Understanding trigonometric identities is crucial when working with implicit differentiation, especially when presented with trigonometric equations like \( x = \sin y \). Trigonometric identities are equations involving trigonometric functions that are true for every value of the variable. They can include identities like \( \sin^2 \theta + \cos^2 \theta = 1 \) or \( \sec \theta = \frac{1}{\cos \theta} \). These identities help us simplify and evaluate expressions involving trigonometric functions. In the context of implicit differentiation, these identities become handy. For instance, when we solve for \( y' \) and find \( \frac{dy}{dx} = \sec y \), we rely on the identity \( \sec y = \frac{1}{\cos y} \). This allows us to reframe the derivative in terms of \( \cos y \), which is particularly useful to verify and cross-check our solutions against expected formulas.

Inverse functions are functions that reverse the effect of the original function.
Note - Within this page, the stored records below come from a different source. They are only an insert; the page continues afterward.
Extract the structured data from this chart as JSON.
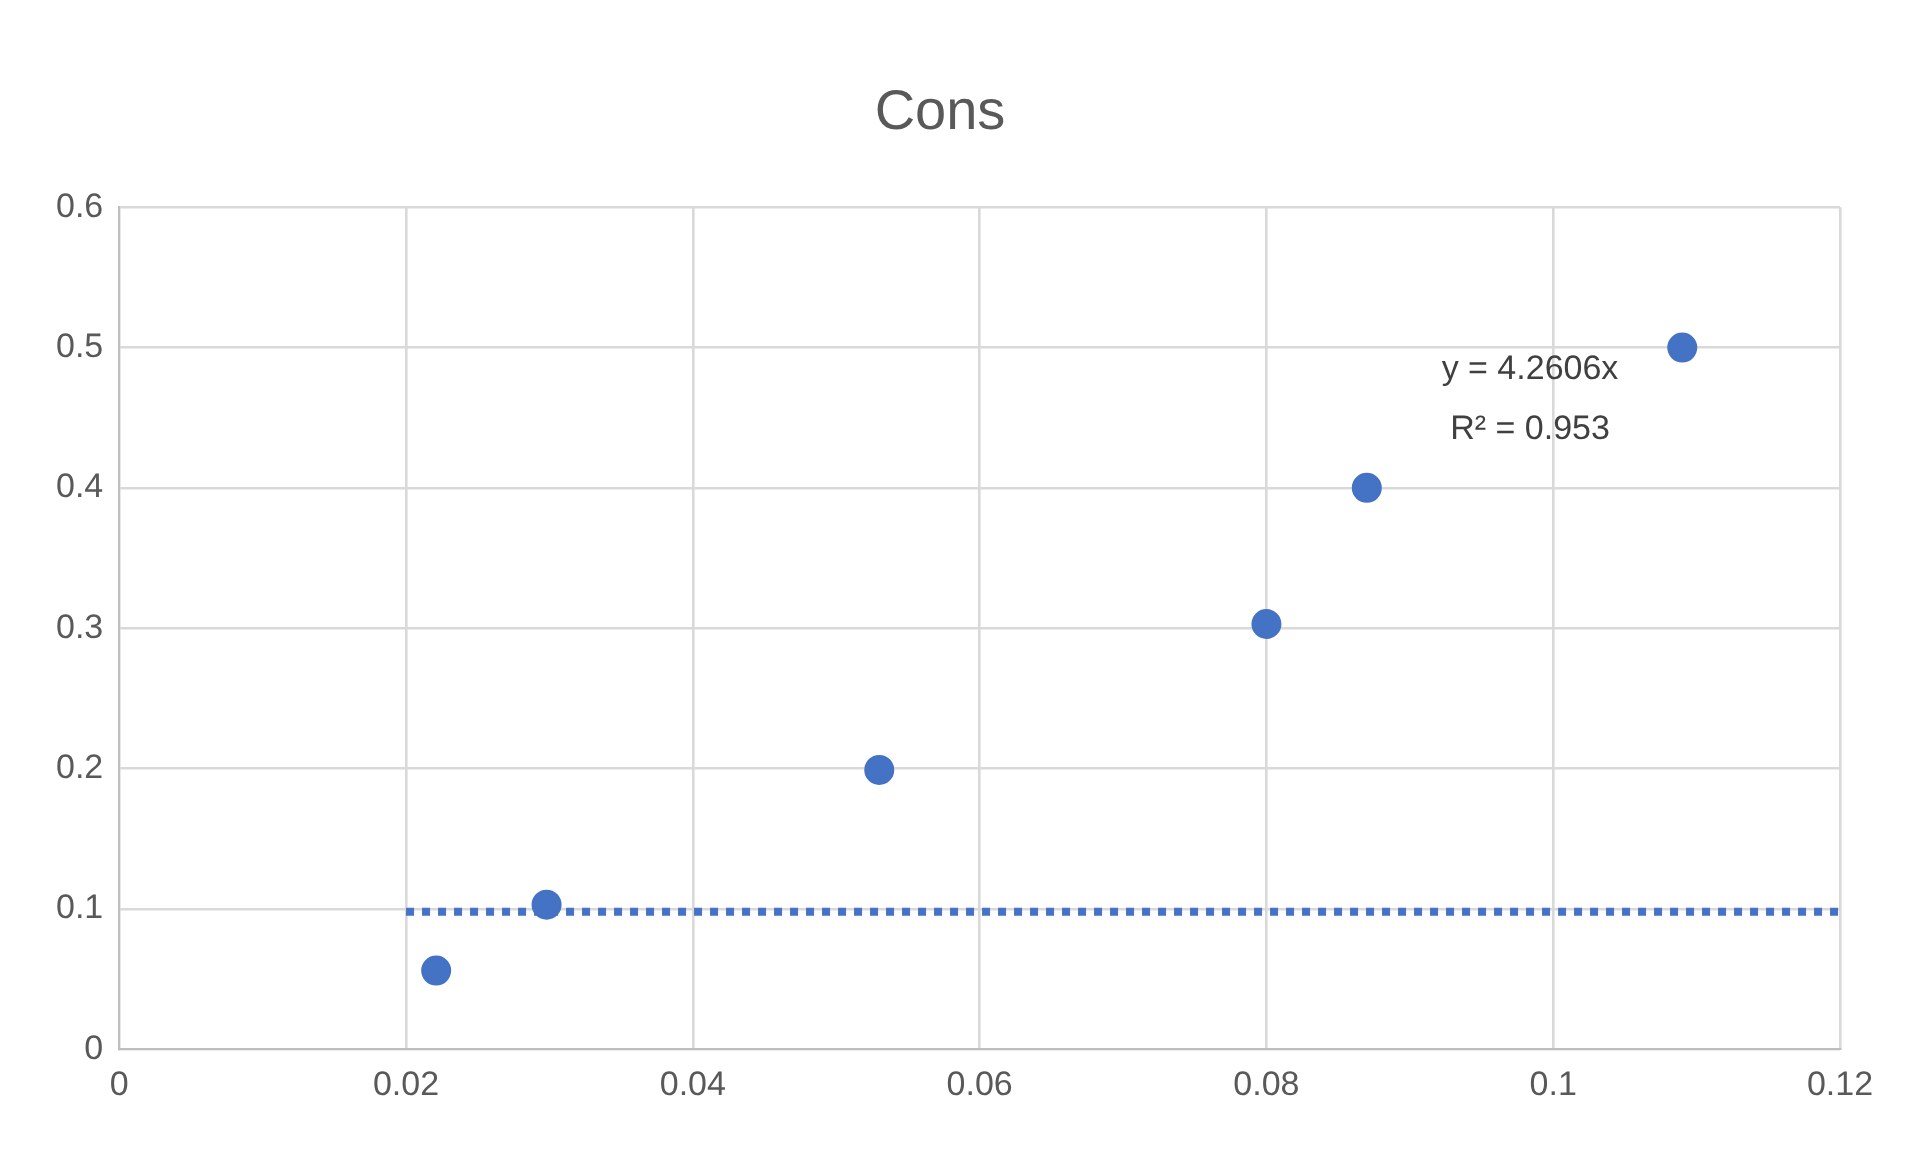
{
  "chart_data": {
    "type": "scatter",
    "title": "Cons",
    "series": [
      {
        "type": "scatter",
        "color": "#4472c4",
        "x": [
          0.0221,
          0.0298,
          0.053,
          0.08,
          0.087,
          0.109
        ],
        "values": [
          0.056,
          0.103,
          0.199,
          0.303,
          0.4,
          0.5
        ],
        "marker": "circle"
      },
      {
        "type": "line",
        "color": "#4472c4",
        "x": [
          0.02,
          0.12
        ],
        "values": [
          0.098,
          0.098
        ],
        "line_style": "dotted",
        "marker": "none"
      }
    ],
    "xlim": [
      0,
      0.12
    ],
    "xticks": [
      0,
      0.02,
      0.04,
      0.06,
      0.08,
      0.1,
      0.12
    ],
    "ylim": [
      0,
      0.6
    ],
    "yticks": [
      0,
      0.1,
      0.2,
      0.3,
      0.4,
      0.5,
      0.6
    ],
    "grid": true,
    "legend": false,
    "annotations": [
      "y = 4.2606x",
      "R² = 0.953"
    ]
  }
}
If \( y = f(x) \), then the inverse function \( x = f^{-1}(y) \) will satisfy the condition \( f(f^{-1}(y)) = y \). In the context of the exercise, \( y = \sin^{-1}(x) \) is the inverse of \( x = \sin y \). Derivatives of inverse trigonometric functions are essential in calculus. For \( y = \sin^{-1}(x) \), the derivative \( \frac{1}{\sqrt{1-x^2}} \) comes from differentiating the inverse function itself. This inverse derivative is pivotal in connecting back to the identity we derived related to secant. Moreover, understanding inverse functions requires us to consider their domain and range. As with any inverse function, when you determine its derivative, like changing \( x = \sin y \) to find \( y' \), it’s important to account for domain restrictions to ensure the function remains valid.

Differentiation techniques form the foundation of solving calculus problems. This exercise specifically involves one such technique known as implicit differentiation. Unlike explicit differentiation, where functions are solved directly in terms of one variable, implicit differentiation is used when variables are interdependent and not easily separated.To apply implicit differentiation:

• Differentiate both sides of the equation with respect to the independent variable (usually \( x \)).
• Apply the chain rule when differentiating terms involving the dependent variable (typically \( y \)).
• Solve for the derivative \( \frac{dy}{dx} \).

In our exercise, the differentiation of \( \sin y \) with respect to \( x \) results in \( \cos y \cdot \frac{dy}{dx} \) due to the chain rule. This must then be equated with \( 1 \) (the derivative of \( x \) with respect to \( x \)) to solve for \( y' \). This technique is particularly powerful when dealing with complex equations or functions not easily expressed in "\( y =\) form," ensuring that we can still find derivatives and understand the rate of change of one variable with respect to another.